I’m sure most of you already know this - but Windows does not play nicely with true multi-user set-ups. But not just because, generally, more than one user would not be logged in to the same machine.
In a multi-user set-up it is to be expected that all frequent users run with limited privileges. Calling the admin is unfeasible and often should be unnecessary - say I want to install iTunes or Miro [as were the case today] but I only want it for myself to listen to some music. Why do I need the admin for that? This isn’t a feature to make Windows “more secure”, it’s merely a result of the poor original design [relying on the registry so much, for example] that’s been kept since Windows 95
For 95% of the applications that I would want to install on Mac or Linux I don’t need to be admin/root. Sure, they will only be available to myself, but that’s exactly what I’d want - to not confuse other users but get my own tools set-up to be able to do my work1 without so many hick-ups. On Windows the percentage seems to be the other way around.

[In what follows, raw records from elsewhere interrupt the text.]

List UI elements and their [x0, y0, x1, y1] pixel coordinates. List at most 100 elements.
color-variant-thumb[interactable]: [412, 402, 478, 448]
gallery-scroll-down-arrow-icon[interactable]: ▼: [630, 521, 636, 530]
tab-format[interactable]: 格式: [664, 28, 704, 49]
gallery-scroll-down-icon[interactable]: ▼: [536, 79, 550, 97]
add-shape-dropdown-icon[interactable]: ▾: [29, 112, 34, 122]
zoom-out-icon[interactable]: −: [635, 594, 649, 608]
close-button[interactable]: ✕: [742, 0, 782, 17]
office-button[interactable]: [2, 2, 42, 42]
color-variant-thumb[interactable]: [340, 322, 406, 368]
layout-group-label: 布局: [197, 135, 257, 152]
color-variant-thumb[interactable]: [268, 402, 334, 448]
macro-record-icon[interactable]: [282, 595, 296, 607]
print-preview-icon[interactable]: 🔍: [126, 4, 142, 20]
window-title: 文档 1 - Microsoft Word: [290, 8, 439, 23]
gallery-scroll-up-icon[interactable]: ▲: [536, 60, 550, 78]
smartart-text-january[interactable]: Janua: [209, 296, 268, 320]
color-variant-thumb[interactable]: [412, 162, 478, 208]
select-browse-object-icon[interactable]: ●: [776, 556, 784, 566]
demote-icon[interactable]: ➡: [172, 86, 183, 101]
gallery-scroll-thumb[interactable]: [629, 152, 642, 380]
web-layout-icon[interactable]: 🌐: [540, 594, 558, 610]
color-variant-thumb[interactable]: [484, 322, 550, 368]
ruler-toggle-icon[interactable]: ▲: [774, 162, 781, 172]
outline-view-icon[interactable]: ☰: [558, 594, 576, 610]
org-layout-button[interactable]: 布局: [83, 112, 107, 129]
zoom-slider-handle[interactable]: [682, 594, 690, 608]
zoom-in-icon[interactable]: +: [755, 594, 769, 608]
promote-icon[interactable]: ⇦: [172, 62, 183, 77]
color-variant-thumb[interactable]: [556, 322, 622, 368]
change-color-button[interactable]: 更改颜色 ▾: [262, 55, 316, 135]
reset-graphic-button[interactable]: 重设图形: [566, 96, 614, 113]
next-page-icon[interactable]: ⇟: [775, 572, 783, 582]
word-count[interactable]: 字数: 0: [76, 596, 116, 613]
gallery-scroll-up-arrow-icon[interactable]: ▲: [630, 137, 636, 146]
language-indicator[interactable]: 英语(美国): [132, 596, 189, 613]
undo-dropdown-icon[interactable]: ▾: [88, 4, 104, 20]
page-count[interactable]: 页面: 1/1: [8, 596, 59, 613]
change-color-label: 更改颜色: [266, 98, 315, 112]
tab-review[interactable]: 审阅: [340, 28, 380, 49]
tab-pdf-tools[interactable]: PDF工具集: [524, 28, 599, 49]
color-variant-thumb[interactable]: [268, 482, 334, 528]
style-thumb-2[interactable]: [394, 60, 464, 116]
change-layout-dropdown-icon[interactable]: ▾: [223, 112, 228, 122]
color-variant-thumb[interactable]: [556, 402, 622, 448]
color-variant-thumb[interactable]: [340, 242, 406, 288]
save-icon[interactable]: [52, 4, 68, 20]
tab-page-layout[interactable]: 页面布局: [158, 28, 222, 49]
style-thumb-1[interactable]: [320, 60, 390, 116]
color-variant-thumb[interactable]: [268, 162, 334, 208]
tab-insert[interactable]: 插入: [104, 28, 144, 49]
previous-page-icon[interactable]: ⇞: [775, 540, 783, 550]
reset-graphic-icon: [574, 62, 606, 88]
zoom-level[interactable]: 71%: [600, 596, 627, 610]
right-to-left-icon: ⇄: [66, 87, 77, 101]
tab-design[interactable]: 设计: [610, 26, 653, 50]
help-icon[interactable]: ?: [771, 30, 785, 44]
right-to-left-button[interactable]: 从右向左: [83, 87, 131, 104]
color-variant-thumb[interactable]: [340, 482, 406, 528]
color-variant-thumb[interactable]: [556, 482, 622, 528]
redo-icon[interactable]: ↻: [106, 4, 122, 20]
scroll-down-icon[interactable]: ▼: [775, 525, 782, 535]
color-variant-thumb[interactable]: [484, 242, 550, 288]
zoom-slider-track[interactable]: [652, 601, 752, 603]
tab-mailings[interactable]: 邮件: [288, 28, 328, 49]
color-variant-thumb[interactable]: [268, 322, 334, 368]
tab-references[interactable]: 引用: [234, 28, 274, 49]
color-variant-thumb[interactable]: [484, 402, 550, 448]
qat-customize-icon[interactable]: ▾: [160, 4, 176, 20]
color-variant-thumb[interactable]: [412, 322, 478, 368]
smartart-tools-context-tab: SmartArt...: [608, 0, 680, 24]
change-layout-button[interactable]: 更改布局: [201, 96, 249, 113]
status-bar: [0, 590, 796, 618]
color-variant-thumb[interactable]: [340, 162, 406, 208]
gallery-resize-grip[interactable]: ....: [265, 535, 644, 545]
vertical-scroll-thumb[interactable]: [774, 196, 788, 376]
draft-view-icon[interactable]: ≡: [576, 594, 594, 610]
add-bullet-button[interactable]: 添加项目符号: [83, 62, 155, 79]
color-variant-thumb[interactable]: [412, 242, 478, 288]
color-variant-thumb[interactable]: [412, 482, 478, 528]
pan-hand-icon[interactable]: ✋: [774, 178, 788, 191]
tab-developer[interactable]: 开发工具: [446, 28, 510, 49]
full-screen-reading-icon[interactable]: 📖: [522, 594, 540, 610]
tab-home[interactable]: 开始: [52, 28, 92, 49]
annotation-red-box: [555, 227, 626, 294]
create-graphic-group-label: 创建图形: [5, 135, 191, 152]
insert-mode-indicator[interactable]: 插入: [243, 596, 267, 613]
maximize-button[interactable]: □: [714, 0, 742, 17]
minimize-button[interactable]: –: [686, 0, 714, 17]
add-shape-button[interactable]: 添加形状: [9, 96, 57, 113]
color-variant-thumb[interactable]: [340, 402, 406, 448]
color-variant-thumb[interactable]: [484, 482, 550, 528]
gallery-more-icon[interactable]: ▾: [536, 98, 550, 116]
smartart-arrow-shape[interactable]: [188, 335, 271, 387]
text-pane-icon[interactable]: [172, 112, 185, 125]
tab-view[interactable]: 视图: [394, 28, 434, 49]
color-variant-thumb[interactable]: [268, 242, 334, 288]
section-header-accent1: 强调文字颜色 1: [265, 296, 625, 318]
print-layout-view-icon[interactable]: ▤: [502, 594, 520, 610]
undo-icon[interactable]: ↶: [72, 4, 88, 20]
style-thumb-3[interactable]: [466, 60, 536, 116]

So when people wonder why so much spyware finds its way around the net, think about how annoying it is to run on Windows without staying logged in as admin. Especially since in XP [and I think the same to be true in Vista] there’s no way similar to sudo for installing things from the user account you’re already logged into. So switch, log in, install, switch back [maybe restart along the way] and.. blah - productivity down the drain.